Aging, infection, trauma, prolonged cortisol excess, somatostatin, dopamine or L-dopa, adrenaline (sometimes; Mannisto, et al., 1979), amphetamine, caffeine and fever can lower TSH, apart from the effect of feedback by the thyroid hormones, creating a situation in which TSH can appear normal or low, at the same time that there is a real hypothyroidism. -Ray Peat, PhD

Acta Endocrinol (Copenh). 1979 Feb;90(2):249-58.

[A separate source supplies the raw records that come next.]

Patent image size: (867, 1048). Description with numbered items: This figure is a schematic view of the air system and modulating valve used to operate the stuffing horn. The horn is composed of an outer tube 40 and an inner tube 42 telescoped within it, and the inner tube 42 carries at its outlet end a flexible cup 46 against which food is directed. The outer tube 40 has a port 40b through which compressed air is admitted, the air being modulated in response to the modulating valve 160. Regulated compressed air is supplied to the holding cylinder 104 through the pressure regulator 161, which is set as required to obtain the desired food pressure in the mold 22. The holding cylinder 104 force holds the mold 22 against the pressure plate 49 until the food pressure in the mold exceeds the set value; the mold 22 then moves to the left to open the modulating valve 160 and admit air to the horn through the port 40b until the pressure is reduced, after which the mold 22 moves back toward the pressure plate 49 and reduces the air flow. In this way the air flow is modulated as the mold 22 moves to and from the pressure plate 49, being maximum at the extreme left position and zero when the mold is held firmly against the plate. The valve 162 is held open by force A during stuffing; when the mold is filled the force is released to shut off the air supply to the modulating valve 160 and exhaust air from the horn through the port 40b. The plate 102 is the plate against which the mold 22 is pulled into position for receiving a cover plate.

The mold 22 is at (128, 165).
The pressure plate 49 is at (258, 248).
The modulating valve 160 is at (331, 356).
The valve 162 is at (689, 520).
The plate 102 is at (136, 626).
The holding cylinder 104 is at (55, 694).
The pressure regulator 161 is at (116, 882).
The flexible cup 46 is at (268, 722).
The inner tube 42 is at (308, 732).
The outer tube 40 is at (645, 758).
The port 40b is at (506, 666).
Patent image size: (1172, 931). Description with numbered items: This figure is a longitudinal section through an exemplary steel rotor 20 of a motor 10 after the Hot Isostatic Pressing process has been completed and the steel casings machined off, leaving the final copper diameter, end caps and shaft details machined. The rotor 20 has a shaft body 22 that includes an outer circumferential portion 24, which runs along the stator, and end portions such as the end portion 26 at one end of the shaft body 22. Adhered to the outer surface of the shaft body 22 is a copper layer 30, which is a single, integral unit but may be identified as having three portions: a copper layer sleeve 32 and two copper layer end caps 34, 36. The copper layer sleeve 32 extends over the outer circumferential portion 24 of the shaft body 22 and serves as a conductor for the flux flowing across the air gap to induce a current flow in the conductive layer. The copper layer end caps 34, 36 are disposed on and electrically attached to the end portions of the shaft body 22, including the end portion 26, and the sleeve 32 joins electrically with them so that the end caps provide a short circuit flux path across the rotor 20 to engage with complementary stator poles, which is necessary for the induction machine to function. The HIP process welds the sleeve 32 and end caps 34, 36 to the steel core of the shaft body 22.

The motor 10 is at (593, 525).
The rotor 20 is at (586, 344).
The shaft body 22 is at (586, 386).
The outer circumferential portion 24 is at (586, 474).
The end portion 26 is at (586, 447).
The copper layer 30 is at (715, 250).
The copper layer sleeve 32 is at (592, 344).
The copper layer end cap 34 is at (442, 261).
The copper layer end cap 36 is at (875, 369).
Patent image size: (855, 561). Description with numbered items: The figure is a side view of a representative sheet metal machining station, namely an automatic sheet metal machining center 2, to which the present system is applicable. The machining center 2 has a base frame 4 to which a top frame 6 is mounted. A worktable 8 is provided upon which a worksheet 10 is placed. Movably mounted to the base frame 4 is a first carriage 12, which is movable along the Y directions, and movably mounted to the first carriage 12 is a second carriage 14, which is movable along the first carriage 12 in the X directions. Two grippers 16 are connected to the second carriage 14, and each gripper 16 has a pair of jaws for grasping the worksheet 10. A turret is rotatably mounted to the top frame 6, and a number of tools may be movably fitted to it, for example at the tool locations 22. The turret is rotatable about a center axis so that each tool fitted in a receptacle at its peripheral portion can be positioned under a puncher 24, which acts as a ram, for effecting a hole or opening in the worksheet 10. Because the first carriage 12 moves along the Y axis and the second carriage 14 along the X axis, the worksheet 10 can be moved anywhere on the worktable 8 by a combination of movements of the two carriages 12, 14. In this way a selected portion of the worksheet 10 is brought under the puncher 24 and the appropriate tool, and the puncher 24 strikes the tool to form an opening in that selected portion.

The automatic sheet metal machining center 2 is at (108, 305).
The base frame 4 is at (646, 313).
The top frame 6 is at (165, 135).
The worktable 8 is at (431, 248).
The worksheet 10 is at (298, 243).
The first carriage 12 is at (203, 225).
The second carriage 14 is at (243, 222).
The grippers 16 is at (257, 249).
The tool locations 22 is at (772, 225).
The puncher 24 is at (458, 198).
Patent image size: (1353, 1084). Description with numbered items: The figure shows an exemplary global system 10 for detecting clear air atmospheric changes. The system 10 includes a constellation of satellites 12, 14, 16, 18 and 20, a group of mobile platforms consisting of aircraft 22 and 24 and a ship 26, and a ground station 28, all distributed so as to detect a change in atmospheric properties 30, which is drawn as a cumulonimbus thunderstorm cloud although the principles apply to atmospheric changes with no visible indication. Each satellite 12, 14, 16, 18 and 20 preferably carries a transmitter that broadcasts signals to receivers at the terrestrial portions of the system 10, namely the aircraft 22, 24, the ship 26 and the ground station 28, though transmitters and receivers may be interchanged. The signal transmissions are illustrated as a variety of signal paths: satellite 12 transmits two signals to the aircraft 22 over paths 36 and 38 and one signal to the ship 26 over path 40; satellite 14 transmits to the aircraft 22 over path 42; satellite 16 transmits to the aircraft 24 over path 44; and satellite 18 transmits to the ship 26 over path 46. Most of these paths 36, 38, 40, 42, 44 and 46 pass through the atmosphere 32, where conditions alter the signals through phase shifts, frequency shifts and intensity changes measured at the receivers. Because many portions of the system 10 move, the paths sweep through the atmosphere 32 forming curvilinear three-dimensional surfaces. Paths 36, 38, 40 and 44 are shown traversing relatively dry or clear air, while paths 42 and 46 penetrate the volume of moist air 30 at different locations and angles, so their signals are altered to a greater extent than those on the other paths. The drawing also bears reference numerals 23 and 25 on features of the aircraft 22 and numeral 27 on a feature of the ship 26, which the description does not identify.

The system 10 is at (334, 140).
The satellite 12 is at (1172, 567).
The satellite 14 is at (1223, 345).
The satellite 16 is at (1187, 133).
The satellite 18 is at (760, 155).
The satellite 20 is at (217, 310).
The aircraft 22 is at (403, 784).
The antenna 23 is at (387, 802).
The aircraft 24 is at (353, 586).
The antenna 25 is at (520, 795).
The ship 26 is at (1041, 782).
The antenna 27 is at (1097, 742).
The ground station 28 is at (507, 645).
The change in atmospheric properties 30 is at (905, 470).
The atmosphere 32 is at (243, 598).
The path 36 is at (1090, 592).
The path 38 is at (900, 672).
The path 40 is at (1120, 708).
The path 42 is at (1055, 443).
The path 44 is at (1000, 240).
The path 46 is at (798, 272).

Dual action of adrenergic system on the regulation of thyrotrophin secretion in the male rat.
Männistö, Ranta T, Tuomisto J.
The effect of graded doses of drugs modifying adrenergic activity on basal and cold-stimulated TSH secretion was studied in male rats. alpha-methyl-p-tyrosine (aMPT) (16 h before 30 min cold-exposure), phenoxybenzamine (1 h), Ca-fusarate (1 h) and diethyldithiocarbamate (DDC) (1 and 18 h) dose-dependently depressed the cold-stimulated TSH secretion. The effect of reserpine (24 h) was not significant. Clonidine (1 h), dihydroxyphenyl-serine (DOPS) (1 h), noradrenaline (NA) (1 h), and L-Dopa (1 h) were also effective in decreasing serum TSH levels, but dopamine (DA) (ad 2 mg/kg, 1 h) had no effect. Basal TSH levels were also decreased by various doses of clonidine, DOPS and NA, given ip 1 h before sacrifice. Clonidine (1 mg/kg), NA (1 mg/kg), DA (2 mg/kg), aMPT (300 mg/kg), phenoxybenzamine (2 or 20 mg/kg), Ca-fusarate (50 mg/kg) or L-Dopa (200 mg/kg) did not modify the TRH-induced TSH response. These results cannot be explained by assuming only a stimulatory function for the adrenergic system on the secretion of TSH in the rat. The site of the possible inhibitory function of noradrenaline in the control of TSH cannot be deduced from these results, but various possibilities are discussed.